Geert Bourgeois :"Nous devons renforcer l'Europe"

"Si Trump devait prendre la direction que nous redoutons qu’il prenne, alors cela aura d’énormes implications pour le libre-échange et pour notre défense", a déclaré le ministre président flamand Geert Bourgeois (N-VA), dans l’émission matinale "De ochtend" (VRT). "Nous devons renforcer l’Europe".

Geert Bourgeois se trouve actuellement en Suisse à Davos, où il participe au Forum économique mondial, la réunion annuelle qui réunit des dirigeants d’entreprise, des responsables politiques du monde entier ainsi que des intellectuels et des journalistes.

Le grand absent de ce Forum, est le président-élu des Etats-Unis, Donald Trump. "Mais l'ombre de Trump plane sur la réunion" a déclaré Geert Bourgeois.

"Trump ne s’est pas montré très chaud pour le TTP (Partenariat Trans-Pacifique) ni pour le NAFTA (Accord de Libre-Echange Nord-Américain). Et c’est la Chine qui a pris elle-même l’initiative des négociations en vue d’un accord de libre-échange en Asie. Le président Chinois Xi Jinping est d’ailleurs présent à Davos où il a défendu le libre-échange.

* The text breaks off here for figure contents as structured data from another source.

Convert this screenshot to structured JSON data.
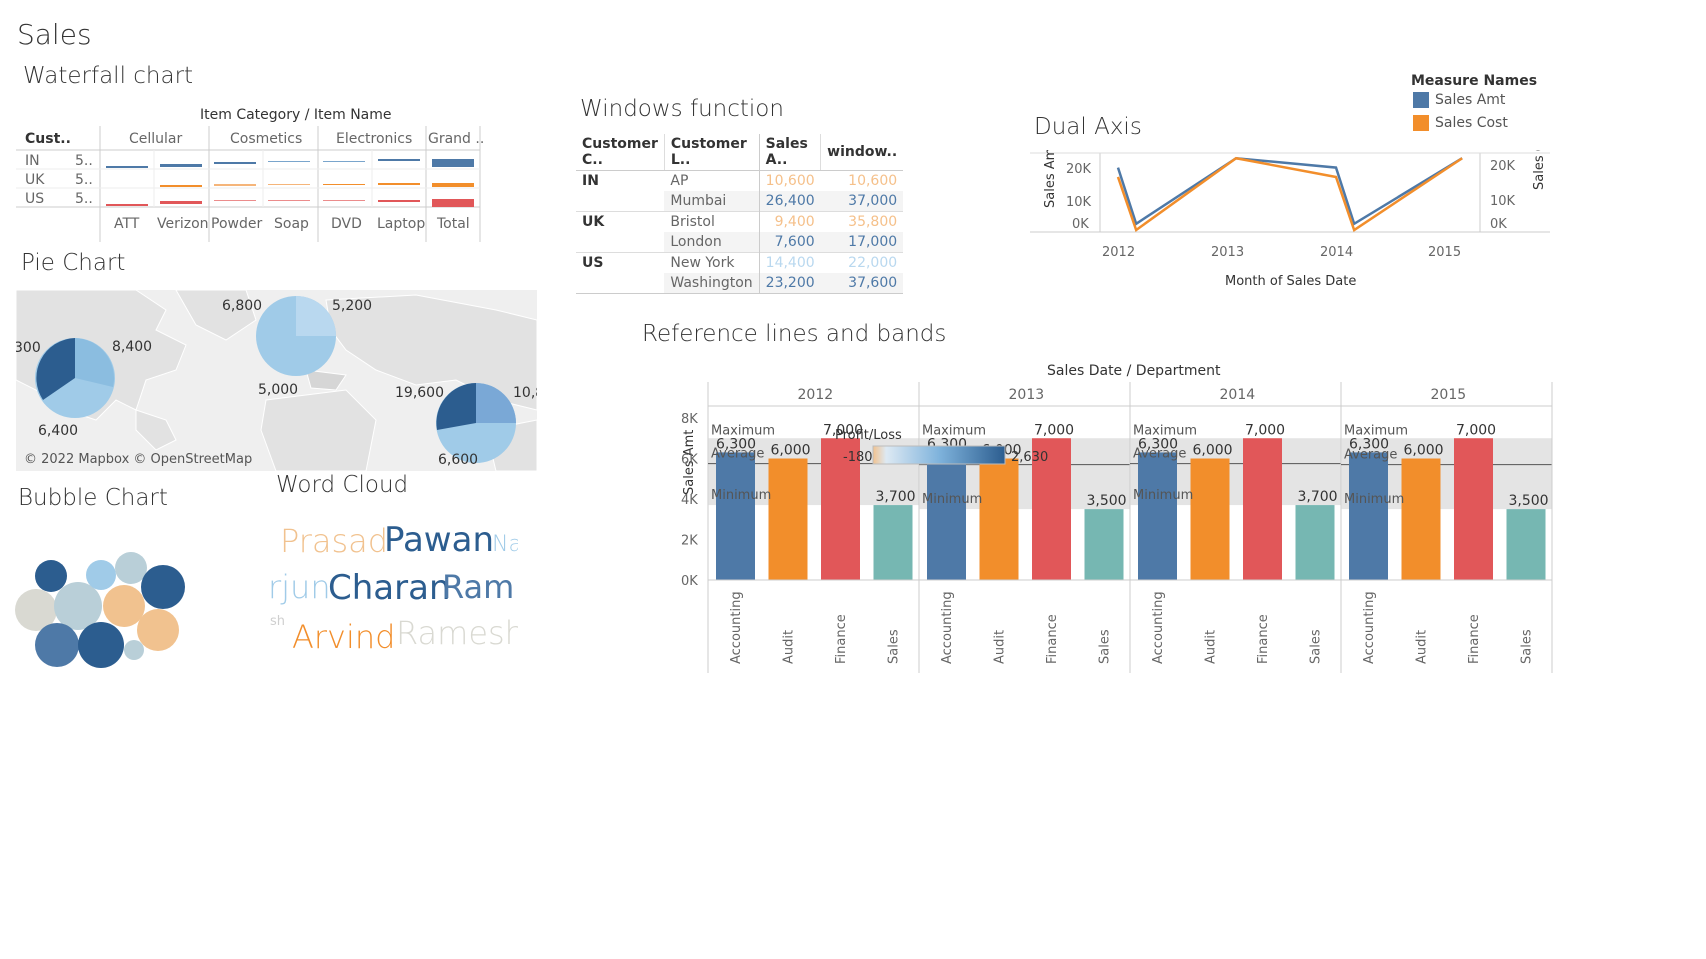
{
  "page": {
    "title": "Sales"
  },
  "colors": {
    "blue": "#4e79a7",
    "orange": "#f28e2b",
    "red": "#e15759",
    "teal": "#76b7b2",
    "dark_blue": "#2c5d8f",
    "light_blue": "#a0cbe8",
    "sand": "#f1c28f",
    "grey": "#d9d9d2"
  },
  "waterfall": {
    "title": "Waterfall chart",
    "header": "Item Category  /  Item Name",
    "row_header": "Cust..",
    "categories": [
      "Cellular",
      "Cosmetics",
      "Electronics",
      "Grand .."
    ],
    "items": [
      "ATT",
      "Verizon",
      "Powder",
      "Soap",
      "DVD",
      "Laptop",
      "Total"
    ],
    "rows": [
      {
        "label": "IN",
        "value": "5.."
      },
      {
        "label": "UK",
        "value": "5.."
      },
      {
        "label": "US",
        "value": "5.."
      }
    ]
  },
  "windows": {
    "title": "Windows function",
    "columns": [
      "Customer C..",
      "Customer L..",
      "Sales A..",
      "window.."
    ],
    "groups": [
      {
        "country": "IN",
        "rows": [
          {
            "city": "AP",
            "sales": "10,600",
            "window": "10,600",
            "tone": "orange"
          },
          {
            "city": "Mumbai",
            "sales": "26,400",
            "window": "37,000",
            "tone": "blue"
          }
        ]
      },
      {
        "country": "UK",
        "rows": [
          {
            "city": "Bristol",
            "sales": "9,400",
            "window": "35,800",
            "tone": "orange"
          },
          {
            "city": "London",
            "sales": "7,600",
            "window": "17,000",
            "tone": "blue"
          }
        ]
      },
      {
        "country": "US",
        "rows": [
          {
            "city": "New York",
            "sales": "14,400",
            "window": "22,000",
            "tone": "light"
          },
          {
            "city": "Washington",
            "sales": "23,200",
            "window": "37,600",
            "tone": "blue"
          }
        ]
      }
    ]
  },
  "dual_axis": {
    "title": "Dual Axis",
    "legend_title": "Measure Names",
    "legend": [
      {
        "name": "Sales Amt",
        "color": "#4e79a7"
      },
      {
        "name": "Sales Cost",
        "color": "#f28e2b"
      }
    ],
    "left_axis_label": "Sales Amt",
    "right_axis_label": "Sales Cost",
    "x_label": "Month of Sales Date",
    "x_ticks": [
      "2012",
      "2013",
      "2014",
      "2015"
    ],
    "y_ticks": [
      "20K",
      "10K",
      "0K"
    ],
    "y2_ticks": [
      "20K",
      "10K",
      "0K"
    ]
  },
  "pie": {
    "title": "Pie Chart",
    "attribution": "© 2022 Mapbox © OpenStreetMap",
    "labels": [
      "300",
      "8,400",
      "6,400",
      "6,800",
      "5,200",
      "5,000",
      "19,600",
      "10,8",
      "6,600"
    ]
  },
  "bubble": {
    "title": "Bubble Chart"
  },
  "word_cloud": {
    "title": "Word Cloud",
    "words": [
      {
        "text": "Prasad",
        "color": "#f1c28f"
      },
      {
        "text": "Pawan",
        "color": "#2c5d8f"
      },
      {
        "text": "Na",
        "color": "#a0cbe8"
      },
      {
        "text": "rjun",
        "color": "#a0cbe8"
      },
      {
        "text": "Charan",
        "color": "#2c5d8f"
      },
      {
        "text": "Ram",
        "color": "#4e79a7"
      },
      {
        "text": "sh",
        "color": "#cfcfcf"
      },
      {
        "text": "Arvind",
        "color": "#f28e2b"
      },
      {
        "text": "Ramesh",
        "color": "#d9d9d2"
      }
    ]
  },
  "reference": {
    "title": "Reference lines and bands",
    "header": "Sales Date  /  Department",
    "y_label": "Sales Amt",
    "y_ticks": [
      "8K",
      "6K",
      "4K",
      "2K",
      "0K"
    ],
    "ref_labels": {
      "max": "Maximum",
      "avg": "Average",
      "min": "Minimum"
    },
    "legend": {
      "title": "Profit/Loss",
      "min": "-180",
      "max": "2,630"
    }
  },
  "chart_data": [
    {
      "type": "line",
      "title": "Dual Axis",
      "xlabel": "Month of Sales Date",
      "ylabel": "Sales Amt",
      "y2label": "Sales Cost",
      "x": [
        "2012-01",
        "2012-03",
        "2013-02",
        "2014-01",
        "2014-03",
        "2015-03"
      ],
      "series": [
        {
          "name": "Sales Amt",
          "values": [
            20000,
            2000,
            23000,
            20000,
            2000,
            23000
          ]
        },
        {
          "name": "Sales Cost",
          "values": [
            17000,
            0,
            23000,
            17000,
            0,
            23000
          ]
        }
      ],
      "ylim": [
        0,
        25000
      ]
    },
    {
      "type": "bar",
      "title": "Reference lines and bands",
      "xlabel": "Sales Date / Department",
      "ylabel": "Sales Amt",
      "ylim": [
        0,
        8000
      ],
      "years": [
        "2012",
        "2013",
        "2014",
        "2015"
      ],
      "categories": [
        "Accounting",
        "Audit",
        "Finance",
        "Sales"
      ],
      "series": [
        {
          "name": "2012",
          "values": [
            6300,
            6000,
            7000,
            3700
          ]
        },
        {
          "name": "2013",
          "values": [
            6300,
            6000,
            7000,
            3500
          ]
        },
        {
          "name": "2014",
          "values": [
            6300,
            6000,
            7000,
            3700
          ]
        },
        {
          "name": "2015",
          "values": [
            6300,
            6000,
            7000,
            3500
          ]
        }
      ],
      "data_labels": [
        "6,300",
        "6,000",
        "7,000",
        "3,700",
        "3,500"
      ]
    }
  ]
}
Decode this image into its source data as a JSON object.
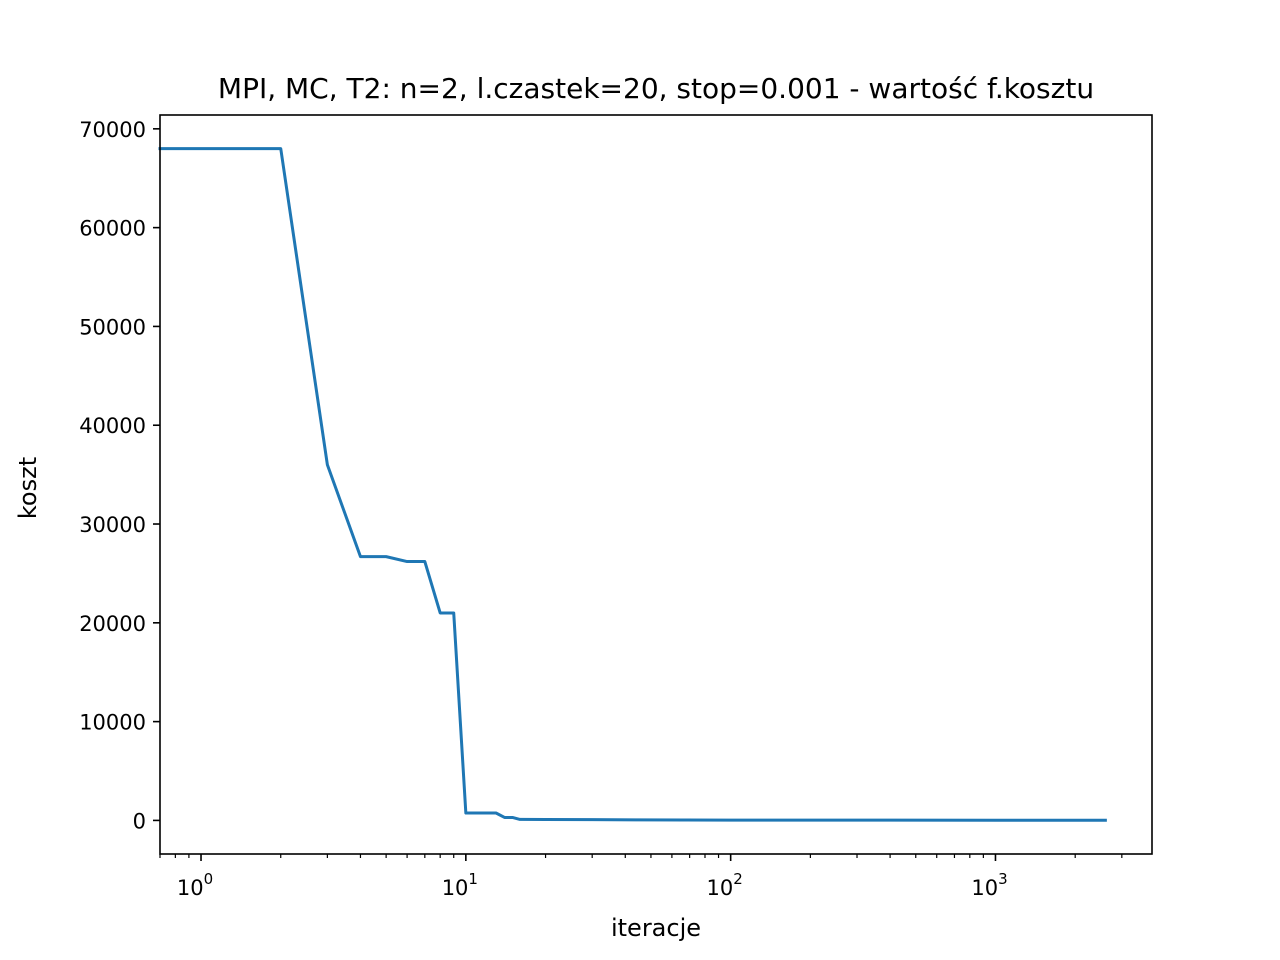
{
  "chart_data": {
    "type": "line",
    "title": "MPI, MC, T2: n=2, l.czastek=20, stop=0.001 - wartość f.kosztu",
    "xlabel": "iteracje",
    "ylabel": "koszt",
    "xscale": "log",
    "xlim": [
      0.7,
      3900
    ],
    "ylim": [
      -3400,
      71400
    ],
    "grid": false,
    "legend": "none",
    "xticks": [
      {
        "value": 1,
        "base": "10",
        "exp": "0"
      },
      {
        "value": 10,
        "base": "10",
        "exp": "1"
      },
      {
        "value": 100,
        "base": "10",
        "exp": "2"
      },
      {
        "value": 1000,
        "base": "10",
        "exp": "3"
      }
    ],
    "yticks": [
      {
        "value": 0,
        "label": "0"
      },
      {
        "value": 10000,
        "label": "10000"
      },
      {
        "value": 20000,
        "label": "20000"
      },
      {
        "value": 30000,
        "label": "30000"
      },
      {
        "value": 40000,
        "label": "40000"
      },
      {
        "value": 50000,
        "label": "50000"
      },
      {
        "value": 60000,
        "label": "60000"
      },
      {
        "value": 70000,
        "label": "70000"
      }
    ],
    "series": [
      {
        "color": "#1f77b4",
        "x": [
          0.7,
          2,
          3,
          4,
          5,
          6,
          7,
          8,
          9,
          10,
          11,
          12,
          13,
          14,
          15,
          16,
          20,
          30,
          45,
          100,
          1000,
          2600
        ],
        "y": [
          68000,
          68000,
          36000,
          26700,
          26700,
          26200,
          26200,
          21000,
          21000,
          750,
          750,
          750,
          750,
          300,
          300,
          100,
          90,
          80,
          50,
          30,
          20,
          10
        ]
      }
    ]
  }
}
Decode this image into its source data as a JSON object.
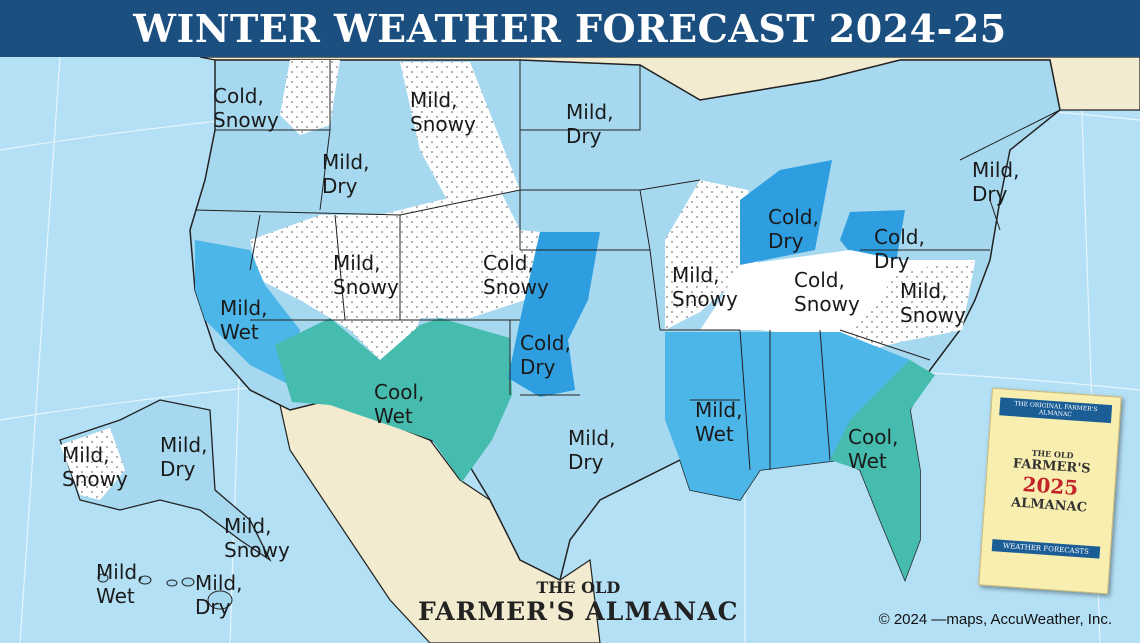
{
  "title": "WINTER WEATHER FORECAST 2024-25",
  "colors": {
    "ocean": "#b4e0f6",
    "land_other": "#f2ebcf",
    "mild_light_blue": "#a6d8ef",
    "wet_blue": "#4cb6e8",
    "cold_dry_blue": "#2f9ee0",
    "cool_wet_teal": "#46bcae",
    "snowy_white": "#ffffff",
    "title_bar": "#1b4f80"
  },
  "regions": [
    {
      "label": [
        "Cold,",
        "Snowy"
      ]
    },
    {
      "label": [
        "Mild,",
        "Snowy"
      ]
    },
    {
      "label": [
        "Mild,",
        "Dry"
      ]
    },
    {
      "label": [
        "Mild,",
        "Dry"
      ]
    },
    {
      "label": [
        "Mild,",
        "Snowy"
      ]
    },
    {
      "label": [
        "Cold,",
        "Snowy"
      ]
    },
    {
      "label": [
        "Mild,",
        "Wet"
      ]
    },
    {
      "label": [
        "Cold,",
        "Dry"
      ]
    },
    {
      "label": [
        "Cool,",
        "Wet"
      ]
    },
    {
      "label": [
        "Mild,",
        "Dry"
      ]
    },
    {
      "label": [
        "Mild,",
        "Snowy"
      ]
    },
    {
      "label": [
        "Cold,",
        "Dry"
      ]
    },
    {
      "label": [
        "Cold,",
        "Dry"
      ]
    },
    {
      "label": [
        "Cold,",
        "Snowy"
      ]
    },
    {
      "label": [
        "Mild,",
        "Snowy"
      ]
    },
    {
      "label": [
        "Mild,",
        "Dry"
      ]
    },
    {
      "label": [
        "Mild,",
        "Wet"
      ]
    },
    {
      "label": [
        "Cool,",
        "Wet"
      ]
    },
    {
      "label": [
        "Mild,",
        "Snowy"
      ]
    },
    {
      "label": [
        "Mild,",
        "Dry"
      ]
    },
    {
      "label": [
        "Mild,",
        "Snowy"
      ]
    },
    {
      "label": [
        "Mild,",
        "Wet"
      ]
    },
    {
      "label": [
        "Mild,",
        "Dry"
      ]
    }
  ],
  "logo": {
    "line1": "THE OLD",
    "line2": "FARMER'S ALMANAC"
  },
  "credit": "© 2024 —maps, AccuWeather, Inc.",
  "cover": {
    "top_band": "THE ORIGINAL FARMER'S ALMANAC",
    "line1": "THE OLD",
    "line2": "FARMER'S",
    "year": "2025",
    "line3": "ALMANAC",
    "bottom_band": "WEATHER FORECASTS"
  }
}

A noter que Geert Bourgeois a lancé un appel pour renforcer l’Europe. "Si Trump devait prendre la direction que nous redoutons qu’il prenne - à savoir le protectionnisme ou même une forme d’isolationnisme - alors cela aura d’énormes implications pour le libre-échange, pour l’Europe et éventuellement aussi pour notre défense ainsi que pour l’OTAN".

"Car à propos de l’OTAN aussi, Trump a exprimé des commentaires très critiques. Cela signifie que nous devons vraiment nous préoccuper de l'Europe, qui est notre levier pour le libre-échange et la défense. Nous devons renforcer l'Europe dans ce sens ".

Le Brexit est un dossier important pour la Flandre

Geert Bourgeois a aussi déclaré que le Brexit, et en particulier la partie des négociations sur un nouvel accord commercial, était l’un des dossiers les plus important de l’année. "Je vais suivre ce dossier en particulier de manière proactive et interfédérale (NDLR avec les autres entités fédérées)".

Geert Bourgeois a souligné le fait que la Flandre était, après l’Irlande, la Région la plus touchée par le Brexit. Il a répété qu’il faudrait aboutir à un accord commercial amical.

"Pour ces négociations, l’Europe a reçu un mandat de la part des Etats membres. Nous sommes actuellement à la table des négociations pour fixer le mandat de la Belgique".

Et malgré le fait que les exportations belges vers la Grande-Bretagne proviennent en majorité de la Flandre, Geert Bourgeois se dit prêt à en discuter avec son homologue wallon Paul Magnette (PS). "Je veux le convaincre que c’est un bon traité, dans l’intérêt de la Wallonie aussi".